Neil Wapachee, the crew leader for 14 Nemaska “slashers,” says the workers keep getting the run around by Field Coordinator Joe Moses – the brother of the former Grand Chief – long after the job has been completed.

Moses’ family company Namao had won the contract from the Société de l’energie de la Baie James (SEBJ) to clear the way for the EM-1 reservoir. He in turn hired the 14 men from Nemaska to “cut, pile and burn the wood.” He also hired workers from Mistissini, who, according to Wapachee, have been paid.

Wapachee’s crew are owed $32,000 for the work they did clearing 10 hectares at $3,200 per hectare.

The conflict is apparently over the method they were to be paid. Instead of giving the workers cheques, SEBJ insisted on getting specimens of their personal cheques in order to directly deposit the funds into their accounts.

“We’re still waiting for cheque specimens from these guys,” Moses told the Nation. “Also, the foreman hasn’t given us the right information, as far as what kind of work they’ve done. We asked them if they want to open an account at EM-1, they never did.”

Wapachee begs to differ. “We faxed the cheques at least four times, I don’t know what he’s talking about,” he said. “I talked to Joe and he said he never received them. Something’s not right. How many times do I have to fax it? Sometimes he says he’s too busy doing other work.”

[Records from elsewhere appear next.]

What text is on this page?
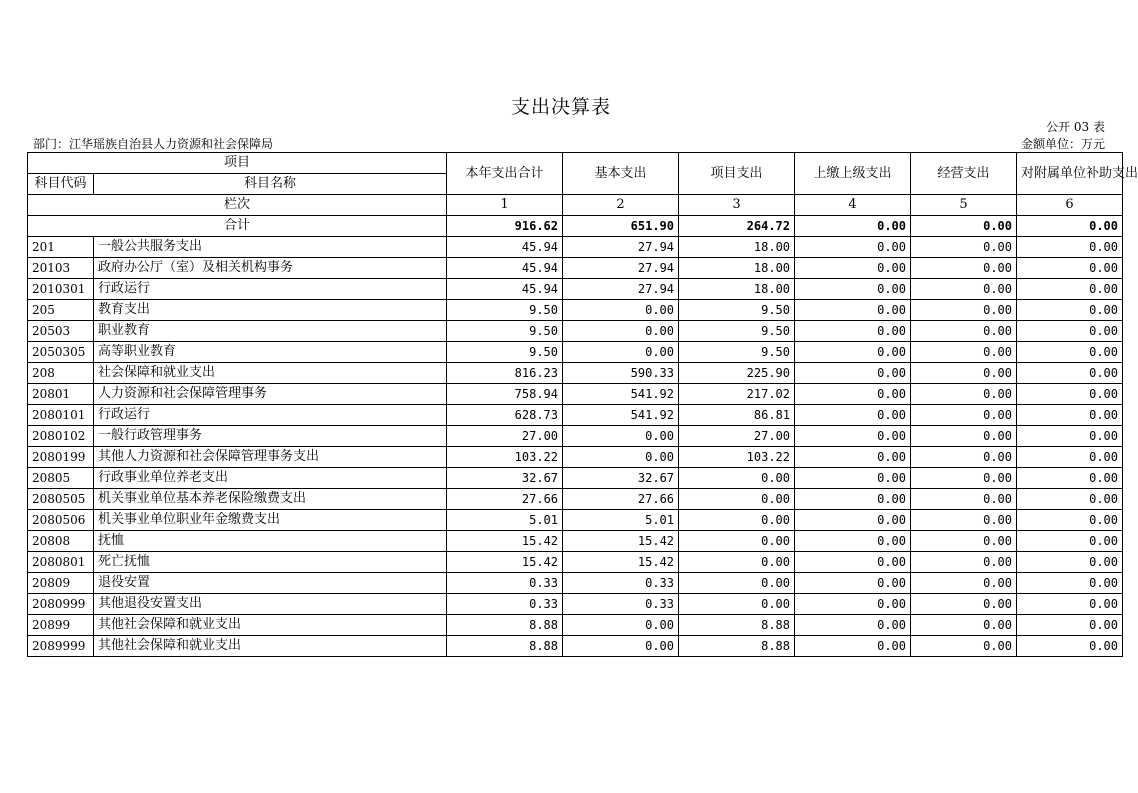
支出决算表
公开 03 表
部门：江华瑶族自治县人力资源和社会保障局	金额单位：万元
项目		本年支出合计	基本支出	项目支出	上缴上级支出	经营支出	对附属单位补助支出
科目代码	科目名称						
栏次		1	2	3	4	5	6
合计		916.62	651.90	264.72	0.00	0.00	0.00
201	一般公共服务支出	45.94	27.94	18.00	0.00	0.00	0.00
20103	政府办公厅（室）及相关机构事务	45.94	27.94	18.00	0.00	0.00	0.00
2010301	行政运行	45.94	27.94	18.00	0.00	0.00	0.00
205	教育支出	9.50	0.00	9.50	0.00	0.00	0.00
20503	职业教育	9.50	0.00	9.50	0.00	0.00	0.00
2050305	高等职业教育	9.50	0.00	9.50	0.00	0.00	0.00
208	社会保障和就业支出	816.23	590.33	225.90	0.00	0.00	0.00
20801	人力资源和社会保障管理事务	758.94	541.92	217.02	0.00	0.00	0.00
2080101	行政运行	628.73	541.92	86.81	0.00	0.00	0.00
2080102	一般行政管理事务	27.00	0.00	27.00	0.00	0.00	0.00
2080199	其他人力资源和社会保障管理事务支出	103.22	0.00	103.22	0.00	0.00	0.00
20805	行政事业单位养老支出	32.67	32.67	0.00	0.00	0.00	0.00
2080505	机关事业单位基本养老保险缴费支出	27.66	27.66	0.00	0.00	0.00	0.00
2080506	机关事业单位职业年金缴费支出	5.01	5.01	0.00	0.00	0.00	0.00
20808	抚恤	15.42	15.42	0.00	0.00	0.00	0.00
2080801	死亡抚恤	15.42	15.42	0.00	0.00	0.00	0.00
20809	退役安置	0.33	0.33	0.00	0.00	0.00	0.00
2080999	其他退役安置支出	0.33	0.33	0.00	0.00	0.00	0.00
20899	其他社会保障和就业支出	8.88	0.00	8.88	0.00	0.00	0.00
2089999	其他社会保障和就业支出	8.88	0.00	8.88	0.00	0.00	0.00
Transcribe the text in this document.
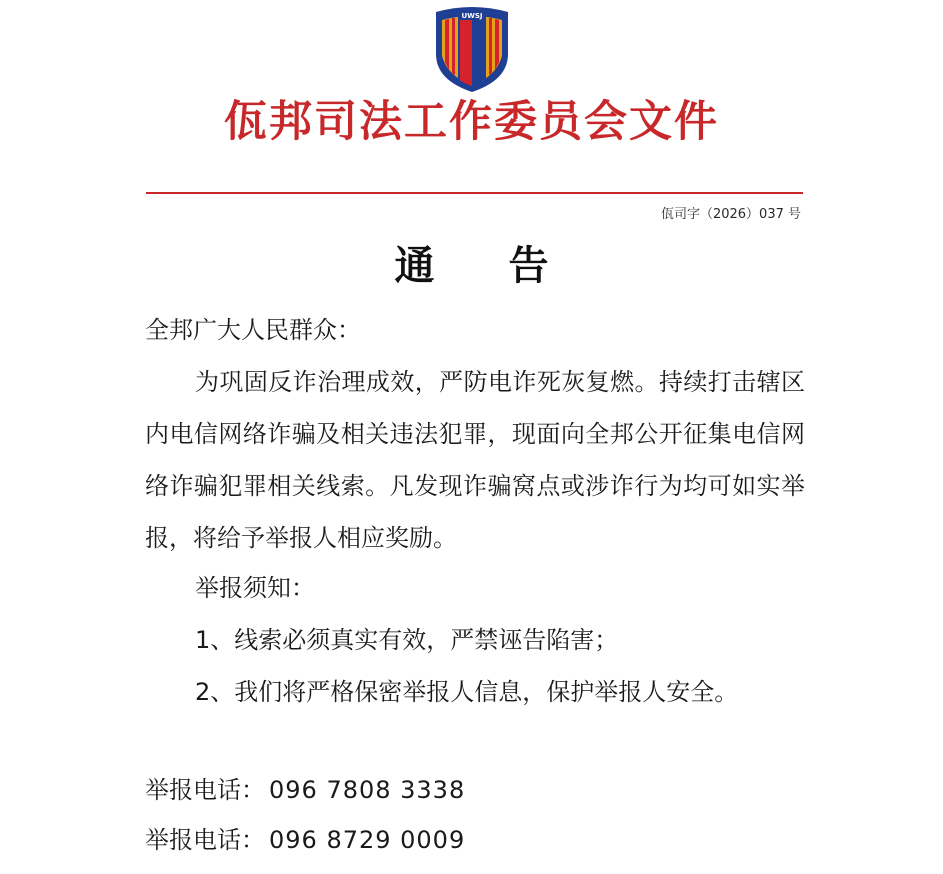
UWSJ
佤邦司法工作委员会文件
佤司字（2026）037 号
通 告
全邦广大人民群众：
为巩固反诈治理成效，严防电诈死灰复燃。持续打击辖区内电信网络诈骗及相关违法犯罪，现面向全邦公开征集电信网络诈骗犯罪相关线索。凡发现诈骗窝点或涉诈行为均可如实举报，将给予举报人相应奖励。
举报须知：
1、线索必须真实有效，严禁诬告陷害；
2、我们将严格保密举报人信息，保护举报人安全。
举报电话： 096 7808 3338
举报电话： 096 8729 0009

“It’s not my problem if they don’t get paid,” Moses

retorted. “We do it with the Caisse Populaire and we need their information. We paid the ones that gave their information. All they have to do is send that little thing, that cheque specimen.”

Wapachee also questioned why a specimen was needed since $500 deposited into each worker’s account the first week they started. His money, Wapachee added, was deposited into a CIBC account, not one at a Caisse Populaire.

“What’s the real deal here?” asked Wapachee, who said he would be opening a Caisse Populaire account so that Moses wouldn’t have an excuse.

“I’ll be more than happy to send them their cheque,” an accommodating Joe Moses told the Nation. “Tell them to get their specimens to me by four and I’ll send the cheque out.” Moses also claimed that incomplete time sheets, shorter hours worked and an overall lack of organization by the workers has slowed the process down.

“Some guys worked four hours, some 10, some 7 and they were supposed to all work the same amount of time,” he said. “They delayed the contract and it was difficult for us. Some guys were putting in seven hours when they were supposed to work 10.”